Apache Kafka

This article covers connecting to a Streaming Data Source - specifically Apache Kafka.

Introduction

Leveraging a streaming data source provides the ability to:

Collect data from any application
Ingest the streaming data and perform additional processing such as persisting the contents to a database or file format (e.g. Parquet, JSON).

Zetaris supports Apache Kafka streaming which consists of the following logical components:

Topic - messages belong to a particular category called a topic
Producer - publish messages to one or more Kafka topics.
Consumer - subscribe to one or more topics and consume published messages

Architecture

Screen Shot 2022-11-23 at 10.30.47 pm

In this architecture, Zetaris plays the role of the Consumer, with topic definitions and publishing of messages performed outside of Zetaris.

The integration point between Zetaris and Kafka is the topic.

On the Producer side, we will leverage the Kafka producer console to publish messages.

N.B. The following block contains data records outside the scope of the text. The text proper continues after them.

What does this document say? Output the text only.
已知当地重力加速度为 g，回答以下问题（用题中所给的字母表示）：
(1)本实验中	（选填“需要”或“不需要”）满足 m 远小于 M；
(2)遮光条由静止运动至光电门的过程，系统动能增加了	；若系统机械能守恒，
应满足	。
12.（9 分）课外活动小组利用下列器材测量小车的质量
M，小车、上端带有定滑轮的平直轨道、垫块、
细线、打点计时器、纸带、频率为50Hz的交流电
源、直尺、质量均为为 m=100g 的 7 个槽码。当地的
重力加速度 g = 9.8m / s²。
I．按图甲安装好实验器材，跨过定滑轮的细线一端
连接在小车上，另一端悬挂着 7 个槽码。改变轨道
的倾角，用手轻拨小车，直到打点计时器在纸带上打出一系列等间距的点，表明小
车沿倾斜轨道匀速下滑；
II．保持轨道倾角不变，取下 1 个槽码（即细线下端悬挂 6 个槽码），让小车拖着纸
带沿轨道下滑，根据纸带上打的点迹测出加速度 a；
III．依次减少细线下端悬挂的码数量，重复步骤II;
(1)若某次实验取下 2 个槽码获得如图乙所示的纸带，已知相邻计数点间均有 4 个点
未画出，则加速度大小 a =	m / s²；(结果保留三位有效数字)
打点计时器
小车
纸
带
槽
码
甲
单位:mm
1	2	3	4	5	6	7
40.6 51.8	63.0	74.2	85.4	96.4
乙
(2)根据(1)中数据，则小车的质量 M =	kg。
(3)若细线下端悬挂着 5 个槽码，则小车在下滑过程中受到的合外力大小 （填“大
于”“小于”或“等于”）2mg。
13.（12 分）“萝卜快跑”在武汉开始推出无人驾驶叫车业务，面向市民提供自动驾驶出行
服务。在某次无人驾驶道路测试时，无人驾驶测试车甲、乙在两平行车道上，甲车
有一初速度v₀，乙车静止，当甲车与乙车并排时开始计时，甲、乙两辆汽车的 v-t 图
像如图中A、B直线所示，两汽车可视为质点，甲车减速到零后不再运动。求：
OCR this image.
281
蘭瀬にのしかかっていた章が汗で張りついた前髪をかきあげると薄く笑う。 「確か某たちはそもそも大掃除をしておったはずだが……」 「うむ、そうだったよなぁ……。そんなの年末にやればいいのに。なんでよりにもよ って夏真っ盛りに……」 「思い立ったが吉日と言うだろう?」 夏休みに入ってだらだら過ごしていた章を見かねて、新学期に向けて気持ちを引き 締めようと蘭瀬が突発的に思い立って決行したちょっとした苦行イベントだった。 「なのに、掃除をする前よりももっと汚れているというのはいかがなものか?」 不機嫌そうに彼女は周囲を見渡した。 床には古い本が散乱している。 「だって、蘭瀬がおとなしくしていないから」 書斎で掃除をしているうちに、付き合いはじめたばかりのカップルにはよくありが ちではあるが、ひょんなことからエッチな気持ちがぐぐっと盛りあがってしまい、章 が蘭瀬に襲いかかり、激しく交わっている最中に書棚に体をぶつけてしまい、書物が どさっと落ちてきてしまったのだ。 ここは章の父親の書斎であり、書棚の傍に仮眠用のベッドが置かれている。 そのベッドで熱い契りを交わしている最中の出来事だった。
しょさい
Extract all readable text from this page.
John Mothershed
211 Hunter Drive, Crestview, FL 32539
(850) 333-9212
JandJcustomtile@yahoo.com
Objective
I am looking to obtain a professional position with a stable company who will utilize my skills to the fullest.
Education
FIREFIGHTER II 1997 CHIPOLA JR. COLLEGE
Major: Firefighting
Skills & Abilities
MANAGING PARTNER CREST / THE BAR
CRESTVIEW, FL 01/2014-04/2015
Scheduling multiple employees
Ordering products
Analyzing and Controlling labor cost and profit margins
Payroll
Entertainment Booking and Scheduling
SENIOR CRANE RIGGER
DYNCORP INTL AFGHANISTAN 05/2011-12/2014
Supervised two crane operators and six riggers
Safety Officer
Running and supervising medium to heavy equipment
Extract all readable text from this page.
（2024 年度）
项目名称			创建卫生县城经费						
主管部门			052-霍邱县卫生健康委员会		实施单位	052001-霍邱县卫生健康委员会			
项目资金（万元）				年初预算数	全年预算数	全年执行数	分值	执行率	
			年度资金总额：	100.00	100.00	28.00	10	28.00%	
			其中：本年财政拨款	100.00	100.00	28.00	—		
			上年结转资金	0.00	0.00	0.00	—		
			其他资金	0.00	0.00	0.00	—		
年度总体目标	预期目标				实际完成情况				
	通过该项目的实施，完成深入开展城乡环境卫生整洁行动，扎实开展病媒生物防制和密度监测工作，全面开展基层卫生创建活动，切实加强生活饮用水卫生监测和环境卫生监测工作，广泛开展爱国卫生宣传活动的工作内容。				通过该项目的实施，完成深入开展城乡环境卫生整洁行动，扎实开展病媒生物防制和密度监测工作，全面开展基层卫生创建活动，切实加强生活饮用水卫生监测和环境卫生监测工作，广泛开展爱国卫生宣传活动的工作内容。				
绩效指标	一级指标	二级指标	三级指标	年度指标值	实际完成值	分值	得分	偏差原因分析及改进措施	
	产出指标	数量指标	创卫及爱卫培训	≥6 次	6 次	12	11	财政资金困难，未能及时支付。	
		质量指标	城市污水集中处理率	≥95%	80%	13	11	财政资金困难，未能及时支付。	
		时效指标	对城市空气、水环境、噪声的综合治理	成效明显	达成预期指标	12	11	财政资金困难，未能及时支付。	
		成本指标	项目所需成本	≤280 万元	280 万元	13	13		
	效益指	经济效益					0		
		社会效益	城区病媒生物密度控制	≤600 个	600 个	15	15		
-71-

For our scenario, we will ingest streaming data from and perform additional processing such as persisting the contents to a database or file format (e.g. Parquet, JSON).

Use Case

For our scenario, we have a Stock Ticker stream that publishes updates on technology stock equities. As the consumer, Zetaris will ingest streaming data and persist the contents to a Parquet file format to the file system.

Kafka Steps

Ensure Kafka is running
Create a topic, in our example the topic is named stock.
Ensure your firewall permits connections to your kafka bootstrap port (e.g. 9092).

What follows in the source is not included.